Publicada originalmente por Image Comics en 2010, "The Light" es una de las propuestas más viscerales y asfixiantes dentro del género del horror de supervivencia en el noveno arte. Escrita por Nathan Edmondson y con el arte distintivo de Brett Weldele, esta obra se aleja de los tropos convencionales del apocalipsis zombi o la invasión alienígena para presentar una amenaza tan abstracta como aterradora: la luz misma. La premisa es tan simple como devastadora: cualquier persona que mire directamente a una fuente de luz —ya sea una bombilla, la pantalla de un televisor o el propio sol— sufre una combustión espontánea o una mutación violenta que termina en una muerte atroz.

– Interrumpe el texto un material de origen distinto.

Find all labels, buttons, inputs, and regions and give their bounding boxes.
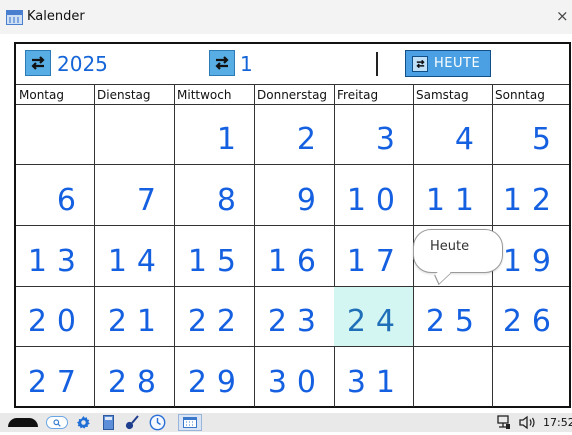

La narrativa se centra en Coyle, un padre con un pasado turbulento y una relación fracturada con su entorno, y su hija adolescente, Avery. La historia comienza de forma abrupta en una pequeña localidad de Oregón, donde el caos estalla sin previo aviso. En cuestión de segundos, la infraestructura de la civilización moderna se convierte en una trampa mortal. Lo que antes era símbolo de seguridad y progreso —la electricidad, el alumbrado público, la tecnología— se transforma en el vector de una enfermedad visual que consume a la población.
El guion de Edmondson no se detiene a explicar el origen científico o sobrenatural del fenómeno, una decisión acertada que aumenta la sensación de paranoia y desamparo. El foco se mantiene estrictamente en la dinámica de supervivencia entre padre e hija. Coyle no es el héroe arquetípico; es un hombre con fallos profundos, propenso a la ira y con un historial de alcoholismo, lo que añade una capa de tensión psicológica al relato. Su redención no se busca a través de grandes gestas, sino a través de la protección desesperada de Avery en un mundo donde mantener los ojos cerrados o cubiertos es la única forma de seguir con vida.
Visualmente, "The Light" es una experiencia única gracias al trabajo de Brett Weldele. El artista utiliza una técnica que combina el dibujo con texturas de acuarela y un tratamiento digital que emula la suciedad y la distorsión. El estilo es deliberadamente "sucio" y atmosférico, lo que encaja perfectamente con la temática de la obra. Weldele juega magistralmente con el contraste: mientras que la mayoría de los cómics de terror utilizan las sombras para ocultar el peligro, aquí el peligro es el brillo. Los espacios oscuros son los únicos refugios seguros, y el arte logra transmitir esa claustrofobia inversa de manera excepcional. El uso de colores deslavados y trazos difusos refuerza la idea de una realidad que se está desintegrando ante los ojos de los protagonistas.
El ritmo de la obra es frenético. Al ser una serie limitada (recopilada en este volumen completo), la trama avanza sin rellenos, obligando a los personajes a desplazarse constantemente hacia un destino incierto en busca de respuestas o, al menos, de un lugar donde la oscuridad sea permanente. El viaje físico a través de los paisajes rurales y boscosos de Oregón sirve como metáfora del viaje interno de Coyle, quien debe enfrentarse a sus propios demonios mientras intenta navegar por un entorno donde el sentido de la vista, el más primario para el ser humano, se ha vuelto traicionero.
"The Light" destaca por su capacidad para generar una tensión constante. El lector se encuentra compartiendo la ansiedad de los protagonistas, analizando cada viñeta en busca de una chispa o un reflejo que pueda significar el fin. Es una exploración sobre la fragilidad de la sociedad moderna y sobre cómo los vínculos familiares se ponen a prueba bajo una presión extrema. En resumen, este volumen integral ofrece una historia de horror puro, minimalista en su explicación pero maximalista en su impacto emocional y visual, consolidándose como una pieza imprescindible para quienes buscan una narrativa de supervivencia que desafíe las convenciones visuales del género.